We look at each stall and take our time, commenting on the pretty iced biscuits – this is when I tell him about my gingerbread grotto. It takes a while – long enough to have to take a break to buy glühwein in pretty cups that Rusty says we should keep ‘as a souvenir of a lovely evening’.
‘Wow,’ he says when I’m done talking, the steam from the fragrant booze drifting in swirls around his face. ‘And you’re doing all that on your own? Amazing.’
‘Not quite on my own,’ I say, not going into detail about Izz and Patrick, only wanting to focus on this lovely buzz we’ve got going between us.
‘And you’ve no kids?’ I ask as we examine some Christmas tree baubles and the stall-holder’s looking expectantly at us like we’re a couple choosing decorations for our tree.
‘Never wanted any,’ he says, his eyes narrowing a bit like he’s making a confession.
‘I get it,’ I say. ‘I never wanted the whole babies thing either.’
‘Really? Not everybody understands,’ he says, and he doesn’t follow any of this up with the question that literally everybody, apart from Patrick, has asked when we stumble onto the topic of my childlessness.And you haven’t regretted it?A question which, no matter how much a person inclines their head and does the frowny touchy-feely face while they ask it, is an absolute intrusion into a person’s privacy, not to mention their gynaecological history. Doesn’t stop them asking, though.
‘Well, I’m not everybody,’ I say, feeling like a girl in a movie who might say that sort of thing. It must be the glühwein. I should definitely buy a bottle of this stuff to take home with me.

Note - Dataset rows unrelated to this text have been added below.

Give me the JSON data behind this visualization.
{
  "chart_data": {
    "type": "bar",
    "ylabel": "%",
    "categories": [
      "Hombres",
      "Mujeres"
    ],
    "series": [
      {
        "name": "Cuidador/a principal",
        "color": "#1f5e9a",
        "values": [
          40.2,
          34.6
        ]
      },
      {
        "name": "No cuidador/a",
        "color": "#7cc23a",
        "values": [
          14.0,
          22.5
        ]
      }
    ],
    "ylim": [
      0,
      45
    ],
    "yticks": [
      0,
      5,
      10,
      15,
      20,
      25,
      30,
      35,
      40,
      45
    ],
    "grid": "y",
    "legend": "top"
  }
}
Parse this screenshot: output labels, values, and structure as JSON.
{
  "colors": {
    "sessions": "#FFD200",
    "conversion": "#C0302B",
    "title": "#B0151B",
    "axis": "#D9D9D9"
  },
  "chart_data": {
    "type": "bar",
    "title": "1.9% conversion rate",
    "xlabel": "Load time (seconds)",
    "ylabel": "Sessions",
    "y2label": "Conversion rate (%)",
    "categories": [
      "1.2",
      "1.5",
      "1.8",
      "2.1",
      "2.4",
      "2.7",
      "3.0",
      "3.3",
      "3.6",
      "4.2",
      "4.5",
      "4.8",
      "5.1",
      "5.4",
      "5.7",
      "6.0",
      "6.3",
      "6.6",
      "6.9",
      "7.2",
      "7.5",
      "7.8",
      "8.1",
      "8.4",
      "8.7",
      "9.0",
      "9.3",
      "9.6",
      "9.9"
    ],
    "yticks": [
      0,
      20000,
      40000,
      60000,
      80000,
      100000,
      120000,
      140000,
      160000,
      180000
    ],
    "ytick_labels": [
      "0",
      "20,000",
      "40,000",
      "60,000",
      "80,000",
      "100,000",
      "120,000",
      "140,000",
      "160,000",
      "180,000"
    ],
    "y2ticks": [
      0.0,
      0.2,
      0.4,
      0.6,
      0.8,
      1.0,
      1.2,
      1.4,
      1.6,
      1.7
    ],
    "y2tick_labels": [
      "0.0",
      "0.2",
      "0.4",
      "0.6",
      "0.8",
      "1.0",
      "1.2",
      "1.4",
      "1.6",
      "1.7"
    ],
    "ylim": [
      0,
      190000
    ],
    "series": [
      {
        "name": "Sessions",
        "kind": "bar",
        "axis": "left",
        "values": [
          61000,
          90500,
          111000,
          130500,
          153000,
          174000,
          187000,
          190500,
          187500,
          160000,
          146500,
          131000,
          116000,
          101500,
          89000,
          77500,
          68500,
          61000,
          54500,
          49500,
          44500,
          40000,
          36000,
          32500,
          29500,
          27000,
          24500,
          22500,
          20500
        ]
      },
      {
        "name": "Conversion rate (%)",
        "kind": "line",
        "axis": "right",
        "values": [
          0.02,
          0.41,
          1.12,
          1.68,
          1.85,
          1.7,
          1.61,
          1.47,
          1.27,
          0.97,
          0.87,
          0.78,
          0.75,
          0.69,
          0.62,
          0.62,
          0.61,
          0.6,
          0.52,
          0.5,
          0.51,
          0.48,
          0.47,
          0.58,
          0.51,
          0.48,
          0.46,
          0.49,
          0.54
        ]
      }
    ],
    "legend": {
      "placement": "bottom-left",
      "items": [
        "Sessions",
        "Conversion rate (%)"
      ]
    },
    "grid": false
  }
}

‘No, you’re not, Margi.’ He beams back at me, the breeze shifting his hair around in the most appealing way. I can hear old Margi yelling at me.Kiss him, kiss, kiss, kiss!There’s still enough of the new, sensible, hold-your-horses Margi telling me not to. I listen to her and am glad I do because a second later a text pops up on my phone. It’s the estate agent I spent the morning with visiting properties.
‘Excuse me a sec,’ I tell Rusty and wander over to the lights of a big wooden windmill display with jolly elves frozen in a dance all around it while a busty fibreglass girl in lederhosen hangs from a window proffering two steins of frothy beer, just in case you’d forgotten you were at a touristy German market.
The Daisy Road terrace vendors have said they’re willing to reduce their asking price by 30K if you agree purchase today.
I read it twice to make sure I’m not hallucinating.
Daisy Road was my favourite of the lot, the one with the potagerie, which even in December was leafy with sprouts and curly greens. There was a ‘suntrap’ patio, two spare bedrooms, big enough to host both Izz and Patrick and of course, best of all, it was only four streets away from Lucy’s place.
I’d wandered around inside trying to imagine myself living there; not all that easy somehow, so I resorted to pretending I was some other kind of woman, a city girl, playing a part for the benefit of the estate agent who told me he was knocking off after he’d shown me the properties on my list so I hadn’t wanted to keep him longer than strictly necessary.